L’aggiornamento e/o l’implementazione dei presidi in linea con i reati presupposto (tributari) previsti dalla 231 è da considerarsi un’efficace primo step per introdurre sistemi / procedure che garantiscano un iniziale monitoraggio e controllo del rischio fiscale nell’organizzazione aziendale. Difatti, la sola implementazione delle attività e degli strumenti summenzionati – utile ad aggiornare correttamente il Modello Organizzativo con le più recenti modifiche normative – è finalizzata, in linea di principio, alla sola prevenzione di determinati reati tributari.

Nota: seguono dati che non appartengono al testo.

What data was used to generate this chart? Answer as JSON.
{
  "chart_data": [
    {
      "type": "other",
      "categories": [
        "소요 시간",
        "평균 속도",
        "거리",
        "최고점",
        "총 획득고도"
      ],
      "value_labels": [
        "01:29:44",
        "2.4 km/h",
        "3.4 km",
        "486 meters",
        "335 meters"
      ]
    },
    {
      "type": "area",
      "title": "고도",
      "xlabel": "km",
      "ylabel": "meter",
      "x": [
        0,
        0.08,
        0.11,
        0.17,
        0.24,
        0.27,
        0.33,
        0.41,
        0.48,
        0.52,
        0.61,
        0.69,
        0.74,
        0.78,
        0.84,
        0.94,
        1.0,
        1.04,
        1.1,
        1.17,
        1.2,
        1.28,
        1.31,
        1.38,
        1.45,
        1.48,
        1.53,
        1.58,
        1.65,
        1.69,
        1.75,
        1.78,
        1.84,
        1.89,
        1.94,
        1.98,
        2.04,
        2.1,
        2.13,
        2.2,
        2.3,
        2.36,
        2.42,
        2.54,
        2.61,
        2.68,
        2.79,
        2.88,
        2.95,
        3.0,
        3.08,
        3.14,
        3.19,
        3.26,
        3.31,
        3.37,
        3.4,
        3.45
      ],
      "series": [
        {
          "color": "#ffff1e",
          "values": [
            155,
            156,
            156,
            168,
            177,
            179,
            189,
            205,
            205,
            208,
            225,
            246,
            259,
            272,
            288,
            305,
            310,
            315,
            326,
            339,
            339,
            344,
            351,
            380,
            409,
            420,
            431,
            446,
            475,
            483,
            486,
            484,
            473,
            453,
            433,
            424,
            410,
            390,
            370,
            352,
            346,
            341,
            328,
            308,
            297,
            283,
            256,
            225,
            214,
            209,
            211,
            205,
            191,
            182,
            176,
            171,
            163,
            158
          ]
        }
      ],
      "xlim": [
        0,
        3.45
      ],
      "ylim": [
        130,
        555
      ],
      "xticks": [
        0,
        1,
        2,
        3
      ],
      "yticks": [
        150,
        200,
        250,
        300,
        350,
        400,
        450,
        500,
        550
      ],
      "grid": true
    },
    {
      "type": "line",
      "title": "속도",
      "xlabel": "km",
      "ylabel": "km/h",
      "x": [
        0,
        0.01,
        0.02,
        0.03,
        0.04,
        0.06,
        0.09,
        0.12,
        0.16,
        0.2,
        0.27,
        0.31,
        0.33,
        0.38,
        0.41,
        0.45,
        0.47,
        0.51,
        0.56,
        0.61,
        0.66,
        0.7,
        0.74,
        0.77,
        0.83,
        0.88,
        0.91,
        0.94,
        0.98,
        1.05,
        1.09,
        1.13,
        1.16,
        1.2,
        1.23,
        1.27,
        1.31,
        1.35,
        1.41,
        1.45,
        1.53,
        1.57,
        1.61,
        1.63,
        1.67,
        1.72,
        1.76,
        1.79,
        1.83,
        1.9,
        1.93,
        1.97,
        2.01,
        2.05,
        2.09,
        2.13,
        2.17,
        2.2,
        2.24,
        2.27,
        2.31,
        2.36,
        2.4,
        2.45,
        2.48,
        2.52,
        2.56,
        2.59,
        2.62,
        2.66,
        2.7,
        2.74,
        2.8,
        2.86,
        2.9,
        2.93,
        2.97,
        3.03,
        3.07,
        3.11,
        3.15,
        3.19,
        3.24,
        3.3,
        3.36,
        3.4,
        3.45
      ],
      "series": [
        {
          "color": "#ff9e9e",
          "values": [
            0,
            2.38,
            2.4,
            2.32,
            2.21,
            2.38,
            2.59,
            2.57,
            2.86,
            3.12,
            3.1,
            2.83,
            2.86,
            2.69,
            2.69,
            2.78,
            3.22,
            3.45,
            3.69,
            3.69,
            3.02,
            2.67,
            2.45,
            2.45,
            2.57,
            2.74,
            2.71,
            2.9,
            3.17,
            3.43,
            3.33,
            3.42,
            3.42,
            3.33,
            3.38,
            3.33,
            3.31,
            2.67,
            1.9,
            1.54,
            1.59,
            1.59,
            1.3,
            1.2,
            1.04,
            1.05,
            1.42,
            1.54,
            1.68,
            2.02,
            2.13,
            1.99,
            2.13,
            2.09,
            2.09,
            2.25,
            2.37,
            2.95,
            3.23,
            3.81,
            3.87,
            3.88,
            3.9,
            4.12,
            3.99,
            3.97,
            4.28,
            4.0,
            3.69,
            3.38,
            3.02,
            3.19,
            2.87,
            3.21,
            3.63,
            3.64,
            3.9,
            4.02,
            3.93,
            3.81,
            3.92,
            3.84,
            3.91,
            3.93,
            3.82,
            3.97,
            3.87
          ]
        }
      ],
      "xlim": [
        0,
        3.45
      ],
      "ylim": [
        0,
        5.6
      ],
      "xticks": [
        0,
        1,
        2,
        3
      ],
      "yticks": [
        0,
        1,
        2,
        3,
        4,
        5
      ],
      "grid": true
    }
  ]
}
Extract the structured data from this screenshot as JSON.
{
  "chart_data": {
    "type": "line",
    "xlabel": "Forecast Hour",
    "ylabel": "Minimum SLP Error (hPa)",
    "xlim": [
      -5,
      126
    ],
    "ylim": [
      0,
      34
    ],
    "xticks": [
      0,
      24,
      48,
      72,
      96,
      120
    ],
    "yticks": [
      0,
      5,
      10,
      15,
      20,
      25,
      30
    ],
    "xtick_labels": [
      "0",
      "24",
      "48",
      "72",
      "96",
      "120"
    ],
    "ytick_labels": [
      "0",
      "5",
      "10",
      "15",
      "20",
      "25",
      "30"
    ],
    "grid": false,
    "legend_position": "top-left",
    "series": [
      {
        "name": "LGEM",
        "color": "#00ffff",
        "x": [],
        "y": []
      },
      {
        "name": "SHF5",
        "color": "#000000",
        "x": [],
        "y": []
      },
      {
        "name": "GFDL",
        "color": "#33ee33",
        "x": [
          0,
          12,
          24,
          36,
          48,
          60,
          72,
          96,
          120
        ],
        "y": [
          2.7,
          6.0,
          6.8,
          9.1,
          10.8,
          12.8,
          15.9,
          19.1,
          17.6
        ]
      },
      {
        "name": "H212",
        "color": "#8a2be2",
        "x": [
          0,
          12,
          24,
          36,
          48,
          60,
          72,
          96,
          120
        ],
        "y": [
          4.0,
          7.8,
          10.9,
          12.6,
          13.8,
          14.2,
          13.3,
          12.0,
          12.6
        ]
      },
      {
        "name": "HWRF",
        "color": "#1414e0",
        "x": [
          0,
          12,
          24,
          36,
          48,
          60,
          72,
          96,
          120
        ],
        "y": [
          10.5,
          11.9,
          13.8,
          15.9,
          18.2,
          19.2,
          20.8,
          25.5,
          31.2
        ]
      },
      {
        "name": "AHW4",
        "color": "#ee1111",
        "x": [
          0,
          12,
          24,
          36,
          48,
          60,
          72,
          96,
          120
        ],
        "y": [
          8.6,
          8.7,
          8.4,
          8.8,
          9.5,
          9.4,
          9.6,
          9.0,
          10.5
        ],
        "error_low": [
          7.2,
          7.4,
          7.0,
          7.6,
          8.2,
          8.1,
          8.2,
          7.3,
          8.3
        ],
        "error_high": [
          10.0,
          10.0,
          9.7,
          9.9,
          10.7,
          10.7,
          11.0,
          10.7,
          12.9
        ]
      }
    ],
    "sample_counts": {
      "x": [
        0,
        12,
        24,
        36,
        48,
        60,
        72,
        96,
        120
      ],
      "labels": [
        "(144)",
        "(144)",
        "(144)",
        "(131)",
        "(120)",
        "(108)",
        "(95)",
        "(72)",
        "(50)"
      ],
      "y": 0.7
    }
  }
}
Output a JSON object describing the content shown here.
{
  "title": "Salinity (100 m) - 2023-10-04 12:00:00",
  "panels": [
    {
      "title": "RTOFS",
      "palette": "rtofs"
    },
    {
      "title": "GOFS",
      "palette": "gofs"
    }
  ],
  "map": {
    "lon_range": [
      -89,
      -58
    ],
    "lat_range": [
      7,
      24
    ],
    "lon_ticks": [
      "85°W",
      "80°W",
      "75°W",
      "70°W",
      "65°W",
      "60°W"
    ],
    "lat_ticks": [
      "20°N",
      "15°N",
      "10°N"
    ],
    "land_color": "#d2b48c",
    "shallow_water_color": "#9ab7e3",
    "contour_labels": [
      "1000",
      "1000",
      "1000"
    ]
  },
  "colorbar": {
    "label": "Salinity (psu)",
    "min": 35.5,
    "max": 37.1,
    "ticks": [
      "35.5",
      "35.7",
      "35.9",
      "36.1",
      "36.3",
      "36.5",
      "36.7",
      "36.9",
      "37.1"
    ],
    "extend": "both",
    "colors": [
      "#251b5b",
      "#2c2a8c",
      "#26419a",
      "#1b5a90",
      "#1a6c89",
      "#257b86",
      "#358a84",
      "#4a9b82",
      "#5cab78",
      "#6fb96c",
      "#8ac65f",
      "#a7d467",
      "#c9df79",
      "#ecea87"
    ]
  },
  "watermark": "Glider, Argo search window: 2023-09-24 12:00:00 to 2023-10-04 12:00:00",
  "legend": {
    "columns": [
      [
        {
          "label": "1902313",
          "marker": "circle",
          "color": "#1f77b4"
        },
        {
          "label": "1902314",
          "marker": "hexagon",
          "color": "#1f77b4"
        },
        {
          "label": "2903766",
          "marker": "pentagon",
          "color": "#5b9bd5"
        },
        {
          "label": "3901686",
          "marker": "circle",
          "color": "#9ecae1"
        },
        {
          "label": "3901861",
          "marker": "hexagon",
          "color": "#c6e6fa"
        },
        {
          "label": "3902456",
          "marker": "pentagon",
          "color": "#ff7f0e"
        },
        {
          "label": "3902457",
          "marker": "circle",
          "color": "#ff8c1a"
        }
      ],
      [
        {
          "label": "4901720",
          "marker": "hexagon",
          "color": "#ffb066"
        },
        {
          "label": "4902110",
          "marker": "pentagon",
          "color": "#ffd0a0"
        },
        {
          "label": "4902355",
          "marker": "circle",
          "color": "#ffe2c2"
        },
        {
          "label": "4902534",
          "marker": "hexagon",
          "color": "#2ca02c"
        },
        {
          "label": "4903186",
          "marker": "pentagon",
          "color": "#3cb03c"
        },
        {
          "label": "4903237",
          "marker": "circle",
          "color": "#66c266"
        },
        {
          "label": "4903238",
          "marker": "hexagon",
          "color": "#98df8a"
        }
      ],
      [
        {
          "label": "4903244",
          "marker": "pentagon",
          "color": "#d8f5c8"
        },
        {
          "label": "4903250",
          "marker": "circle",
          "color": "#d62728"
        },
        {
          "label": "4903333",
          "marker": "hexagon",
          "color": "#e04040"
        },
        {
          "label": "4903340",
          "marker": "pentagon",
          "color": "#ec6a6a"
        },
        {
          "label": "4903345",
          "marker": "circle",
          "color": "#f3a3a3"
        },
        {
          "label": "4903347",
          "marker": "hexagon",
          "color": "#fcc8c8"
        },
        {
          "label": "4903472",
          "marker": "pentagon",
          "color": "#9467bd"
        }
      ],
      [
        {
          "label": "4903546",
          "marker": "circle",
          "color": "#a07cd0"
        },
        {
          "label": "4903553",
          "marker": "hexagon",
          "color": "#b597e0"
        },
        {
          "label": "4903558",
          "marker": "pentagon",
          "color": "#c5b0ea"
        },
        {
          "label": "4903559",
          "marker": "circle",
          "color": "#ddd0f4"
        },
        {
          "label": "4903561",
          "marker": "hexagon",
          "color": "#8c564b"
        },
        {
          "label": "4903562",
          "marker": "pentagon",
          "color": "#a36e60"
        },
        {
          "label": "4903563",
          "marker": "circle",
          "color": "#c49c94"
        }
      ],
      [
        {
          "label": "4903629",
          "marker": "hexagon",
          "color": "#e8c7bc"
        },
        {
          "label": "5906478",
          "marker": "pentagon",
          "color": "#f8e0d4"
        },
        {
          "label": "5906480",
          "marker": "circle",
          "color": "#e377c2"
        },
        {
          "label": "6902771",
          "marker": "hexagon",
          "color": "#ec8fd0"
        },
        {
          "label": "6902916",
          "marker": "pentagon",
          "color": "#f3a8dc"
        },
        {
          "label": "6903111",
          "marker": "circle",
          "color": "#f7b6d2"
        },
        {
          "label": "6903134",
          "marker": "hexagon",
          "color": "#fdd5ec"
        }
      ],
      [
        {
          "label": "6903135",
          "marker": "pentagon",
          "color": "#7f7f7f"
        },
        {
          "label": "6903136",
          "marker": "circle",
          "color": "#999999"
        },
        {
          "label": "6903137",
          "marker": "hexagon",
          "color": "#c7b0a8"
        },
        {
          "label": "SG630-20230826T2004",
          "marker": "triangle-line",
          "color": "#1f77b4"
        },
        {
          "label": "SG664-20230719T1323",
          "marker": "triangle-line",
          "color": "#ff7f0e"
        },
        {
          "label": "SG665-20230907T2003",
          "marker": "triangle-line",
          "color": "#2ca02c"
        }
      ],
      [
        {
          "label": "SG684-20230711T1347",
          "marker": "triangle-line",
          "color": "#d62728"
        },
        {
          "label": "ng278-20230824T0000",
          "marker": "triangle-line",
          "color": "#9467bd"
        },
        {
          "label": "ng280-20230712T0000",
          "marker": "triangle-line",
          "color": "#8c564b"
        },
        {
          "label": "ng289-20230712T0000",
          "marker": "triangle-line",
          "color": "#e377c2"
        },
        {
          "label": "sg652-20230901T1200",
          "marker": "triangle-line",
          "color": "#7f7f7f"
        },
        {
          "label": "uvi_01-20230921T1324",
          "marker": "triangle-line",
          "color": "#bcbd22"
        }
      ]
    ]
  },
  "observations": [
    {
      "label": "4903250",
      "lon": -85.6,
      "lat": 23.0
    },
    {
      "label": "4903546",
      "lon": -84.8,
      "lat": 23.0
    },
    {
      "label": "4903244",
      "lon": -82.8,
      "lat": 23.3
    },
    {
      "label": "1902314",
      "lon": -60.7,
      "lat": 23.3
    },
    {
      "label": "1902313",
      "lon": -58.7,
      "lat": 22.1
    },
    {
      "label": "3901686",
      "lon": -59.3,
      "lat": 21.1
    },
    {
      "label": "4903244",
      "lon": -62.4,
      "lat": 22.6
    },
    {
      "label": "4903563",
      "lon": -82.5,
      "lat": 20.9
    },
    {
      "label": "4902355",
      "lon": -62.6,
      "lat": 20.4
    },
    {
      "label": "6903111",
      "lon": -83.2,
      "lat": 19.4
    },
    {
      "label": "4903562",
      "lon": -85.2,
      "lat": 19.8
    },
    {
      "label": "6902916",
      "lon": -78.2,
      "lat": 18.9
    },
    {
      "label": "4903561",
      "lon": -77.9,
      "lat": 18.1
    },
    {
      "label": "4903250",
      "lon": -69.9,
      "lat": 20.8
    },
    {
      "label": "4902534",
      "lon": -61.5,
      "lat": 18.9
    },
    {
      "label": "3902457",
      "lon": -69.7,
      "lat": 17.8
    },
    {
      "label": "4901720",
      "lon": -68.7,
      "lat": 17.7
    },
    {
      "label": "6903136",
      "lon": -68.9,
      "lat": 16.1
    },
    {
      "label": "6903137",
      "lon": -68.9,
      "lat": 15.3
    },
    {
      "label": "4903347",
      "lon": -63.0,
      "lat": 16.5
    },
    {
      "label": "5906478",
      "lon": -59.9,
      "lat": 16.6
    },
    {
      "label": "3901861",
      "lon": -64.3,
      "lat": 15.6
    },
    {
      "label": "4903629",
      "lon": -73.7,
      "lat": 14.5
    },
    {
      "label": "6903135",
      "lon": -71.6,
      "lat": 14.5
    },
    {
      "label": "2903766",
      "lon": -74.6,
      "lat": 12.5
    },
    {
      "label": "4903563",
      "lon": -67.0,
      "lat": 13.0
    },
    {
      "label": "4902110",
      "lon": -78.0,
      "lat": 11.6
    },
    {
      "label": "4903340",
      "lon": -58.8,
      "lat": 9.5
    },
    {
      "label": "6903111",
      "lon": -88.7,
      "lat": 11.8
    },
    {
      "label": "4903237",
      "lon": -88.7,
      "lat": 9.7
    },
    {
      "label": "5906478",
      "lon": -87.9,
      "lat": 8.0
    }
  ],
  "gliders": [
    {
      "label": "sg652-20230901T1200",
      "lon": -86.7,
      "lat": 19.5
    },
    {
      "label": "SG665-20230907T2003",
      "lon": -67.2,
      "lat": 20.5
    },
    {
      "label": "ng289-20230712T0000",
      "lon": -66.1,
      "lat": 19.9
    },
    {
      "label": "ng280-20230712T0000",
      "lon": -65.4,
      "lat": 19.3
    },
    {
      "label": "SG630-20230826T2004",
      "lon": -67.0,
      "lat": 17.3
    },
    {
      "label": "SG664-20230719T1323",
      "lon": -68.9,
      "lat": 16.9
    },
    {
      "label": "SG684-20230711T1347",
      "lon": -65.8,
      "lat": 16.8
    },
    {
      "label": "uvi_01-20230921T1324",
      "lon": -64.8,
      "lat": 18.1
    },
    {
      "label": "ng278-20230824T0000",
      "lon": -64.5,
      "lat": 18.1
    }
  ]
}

Pertanto, l’estensione di talune casistiche di reati di natura tributaria nel novero dei reati presupposto 231 ed i connessi lavori di aggiornamento richiesti possono rappresentare un’importante opportunità per valutare un percorso di maggiore sistematicità e completezza nella strategia di prevenzione del rischio fiscale ovvero la possibilità di iniziare ad intraprendere un percorso volto alla predisposizione di un c.d. Tax Control Framework (anche TCF).

Tale opportunità diventa ancora più rilevante in quelle organizzazioni che, parallelamente ad un Modello Organizzativo 231, sono dotate anche di procedure derivanti dalle disposizioni previste dall’art. 154-bis del TUF ovvero la predisposizione, da parte del dirigente preposto alla redazione dei documenti contabili societari, di adeguate procedure amministrative e contabili per la formazione del bilancio di esercizio e, ove previsto, del bilancio consolidato nonché di ogni altra comunicazione di carattere finanziario.

Tale procedura, benché riservata a specifici contesti e contribuenti, è da annoverare in quanto aiuta indubbiamente a fortificare il sistema di prevenzione, intervenendo su uno degli aspetti più rilevanti e connessi alla variabile fiscale ovvero la corretta alimentazione e gestione delle scritture contabili.